PHILADELPHIA – The University of Pennsylvania’s Office of Information Security was one of an unknown number of universities across the nation to receive an abundance of complaints from Universal Studios in the last week regarding students who were illegally sharing movie files.
Penn received 100 allegations of misuse of copyright material. This reflects an upward surge from an average of five to 10 complaints that the University typically receives from media companies each week, according to University Information Security Officer David Millar.
Millar said that his office has contacted the owners of the offending machines and referred the cases to the Office of Student Conduct.
“Students, generally speaking, are contacted, told of the complaint, informed about copyright law and the vulnerability that they are exposed to if they are found in violation and asked to cease the activity and correct the problem,” Office of Student Conduct Director Michele Goldfarb said. “Ordinarily, that’s the end of the matter.”
More serious cases, such as repeat offenses by the same users, can result in more comprehensive follow-ups by the OSC.
According to Millar, machines from which files are being shared have been linked to both students and faculty on Penn’s campus.
In addition to Penn, Universal Studios also sent a large volume of complaints to a number of other colleges, including Michigan State University, which received 500 complaints, Northwestern University and the University of Wisconsin at Madison, according to Wisconsin technology official Brian Rust.
The University of Maryland at College Park received a large volume of complaints from Universal as well.
According to Rust, movie and music companies obtain users’ IP addresses — which serve to identify computers — by searching the databases that people use to download movies and music.
An IP address can also be used to obtain the e-mail address of the computer’s user as well as its location.
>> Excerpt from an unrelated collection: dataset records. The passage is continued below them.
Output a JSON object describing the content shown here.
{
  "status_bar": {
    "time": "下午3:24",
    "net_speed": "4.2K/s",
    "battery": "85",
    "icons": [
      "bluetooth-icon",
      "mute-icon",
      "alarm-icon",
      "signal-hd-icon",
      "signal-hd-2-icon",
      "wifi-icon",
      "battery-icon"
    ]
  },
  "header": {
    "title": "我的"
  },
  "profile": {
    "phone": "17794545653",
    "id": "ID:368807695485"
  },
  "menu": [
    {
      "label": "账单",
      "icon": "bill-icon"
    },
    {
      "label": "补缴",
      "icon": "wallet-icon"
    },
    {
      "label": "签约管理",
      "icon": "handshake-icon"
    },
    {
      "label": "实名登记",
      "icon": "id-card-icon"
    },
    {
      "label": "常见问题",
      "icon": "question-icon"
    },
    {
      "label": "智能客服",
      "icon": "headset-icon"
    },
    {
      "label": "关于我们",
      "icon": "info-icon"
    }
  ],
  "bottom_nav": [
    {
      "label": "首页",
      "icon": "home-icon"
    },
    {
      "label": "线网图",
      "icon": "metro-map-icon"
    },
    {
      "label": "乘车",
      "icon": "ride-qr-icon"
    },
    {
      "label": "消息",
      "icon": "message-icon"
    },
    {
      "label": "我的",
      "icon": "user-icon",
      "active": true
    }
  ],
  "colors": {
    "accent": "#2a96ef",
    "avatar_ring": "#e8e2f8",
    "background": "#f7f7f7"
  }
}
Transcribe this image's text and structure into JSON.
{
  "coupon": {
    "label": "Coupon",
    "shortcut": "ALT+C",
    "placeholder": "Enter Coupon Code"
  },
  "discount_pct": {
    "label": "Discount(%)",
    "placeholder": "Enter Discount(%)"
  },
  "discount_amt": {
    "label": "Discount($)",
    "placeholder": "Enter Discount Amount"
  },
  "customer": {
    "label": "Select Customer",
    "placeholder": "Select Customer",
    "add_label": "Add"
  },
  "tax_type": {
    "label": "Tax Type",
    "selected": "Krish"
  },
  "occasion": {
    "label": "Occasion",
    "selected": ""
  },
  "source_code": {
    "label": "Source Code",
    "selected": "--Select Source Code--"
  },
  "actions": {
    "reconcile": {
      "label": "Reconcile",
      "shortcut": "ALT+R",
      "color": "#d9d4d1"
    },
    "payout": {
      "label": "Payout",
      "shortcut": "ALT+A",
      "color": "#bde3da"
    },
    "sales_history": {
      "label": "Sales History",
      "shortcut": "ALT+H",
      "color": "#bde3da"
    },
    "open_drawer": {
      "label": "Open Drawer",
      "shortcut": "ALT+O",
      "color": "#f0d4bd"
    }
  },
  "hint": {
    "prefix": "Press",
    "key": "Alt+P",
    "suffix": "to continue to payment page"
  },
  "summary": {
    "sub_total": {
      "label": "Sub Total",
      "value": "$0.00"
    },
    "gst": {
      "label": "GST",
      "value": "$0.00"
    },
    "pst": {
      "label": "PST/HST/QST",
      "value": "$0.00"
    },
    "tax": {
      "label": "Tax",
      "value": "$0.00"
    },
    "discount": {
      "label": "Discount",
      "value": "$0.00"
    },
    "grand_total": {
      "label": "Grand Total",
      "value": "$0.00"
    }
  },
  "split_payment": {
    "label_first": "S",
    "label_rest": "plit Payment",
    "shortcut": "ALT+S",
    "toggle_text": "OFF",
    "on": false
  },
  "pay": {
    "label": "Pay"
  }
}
As a result, production companies are able to track who is sharing files and cite them for copyright violations.
Technically, merely possessing a copyrighted file is illegal in itself.
“By downloading the movie, you’re basically engaging in obtaining stolen property,” Rust said.
The copyright law that Universal Studios claims students are violating states “that you need to have express permission to be able to copy, use or transfer to another medium… material that is copyrighted,” according to Rust.
However, only transgressors on the distribution end of the file sharing process have been implicated up until now.
Millar said that while many users knowingly allow their files to be shared, some have no knowledge that their files are available to others.
“Sometimes, it’s intentional sharing of files,” Millar said. “Sometimes, some of these machines have been hacked.”
This discrepancy has led to difficulties for officials required to reprimand and punish offending users.
University of Delaware sophomore Patrick Riley received an email last semester from Warner Brothers claiming that he had been distributing hundreds of copies of the movie “Austin Powers in Goldmember” across the world.
The company contacted the University of Delaware as well, and then left the issue of disciplinary action up to the school’s officials.
“I was shocked,” Riley said. “At first, I was really scared because I didn’t know what was going to happen.”
The university simply instructed him to stop sharing his files — something that he claimed was unintentional in the first place — and also threatened to take away his Internet access for a year or for the remainder of his time at the school if he refused. Warner Brothers itself did not pursue the situation further.
This seems to be the typical course of action for students across the nation found in violation of these types of copyright laws.
In the case of Universal Studios, Rust said, the company does not hold colleges and universities responsible for its students offenses. However, the company does expect the universities it contacts to then relay the complaint to the offending students.
“The schools really are just passing the word along to their users,” Rust said.
The commonality of file sharing and media companies’ current high level of response has led to increased concerned at some universities.
“We are considering our practices and consulting with our legal staff for what to do,” said Amy Ginther, coordinator of Maryland’s NEThics Project.
She noted that Maryland has been in the practice of limiting the amount of bandwidth that can be devoted to peer-to-peer sharing and will continue to do so.
“We have not talked about any more extensive prevention,” she said, adding that Maryland has not yet contacted the list of offenders that were reported by Universal Studios last week.
Other universities are working on ways to inhibit copyright infringement. Some have implemented firewalls, which prohibit the downloading of any files.
Penn does not have a firewall because, Millar noted, “It blocks legitimate use of the network.”
“When you’re talking about an institution of higher education, you have to give people access to any content that can be used for educational purposes,” Rust said.
So what does the future hold?
“I think all intellectual property owners are making more and more efforts to protect their content,” Millar said.
“This is probably just the beginning,” Rust agreed.
Any regulatory changes could have serious implications for the countless number of students who download files. But at Penn and elsewhere, students disagree about whether media companies are justified in their concerns.
College sophomore Erika Klingensmith said that she believes production companies shouldn’t be concerned with losing money through illegal downloading.
“If I download a song and like it enough, I’m going to buy the CD anyway,” she said.
Engineering freshman Scott Ferguson disagreed, saying that Universal Studios was “probably right” in taking action against offenders.
Still, Ferguson, who shares files that he downloads from www.kazaa.com, noted that he was a little worried about the increase in concern from production companies and thought that their actions might affect his downloading behavior.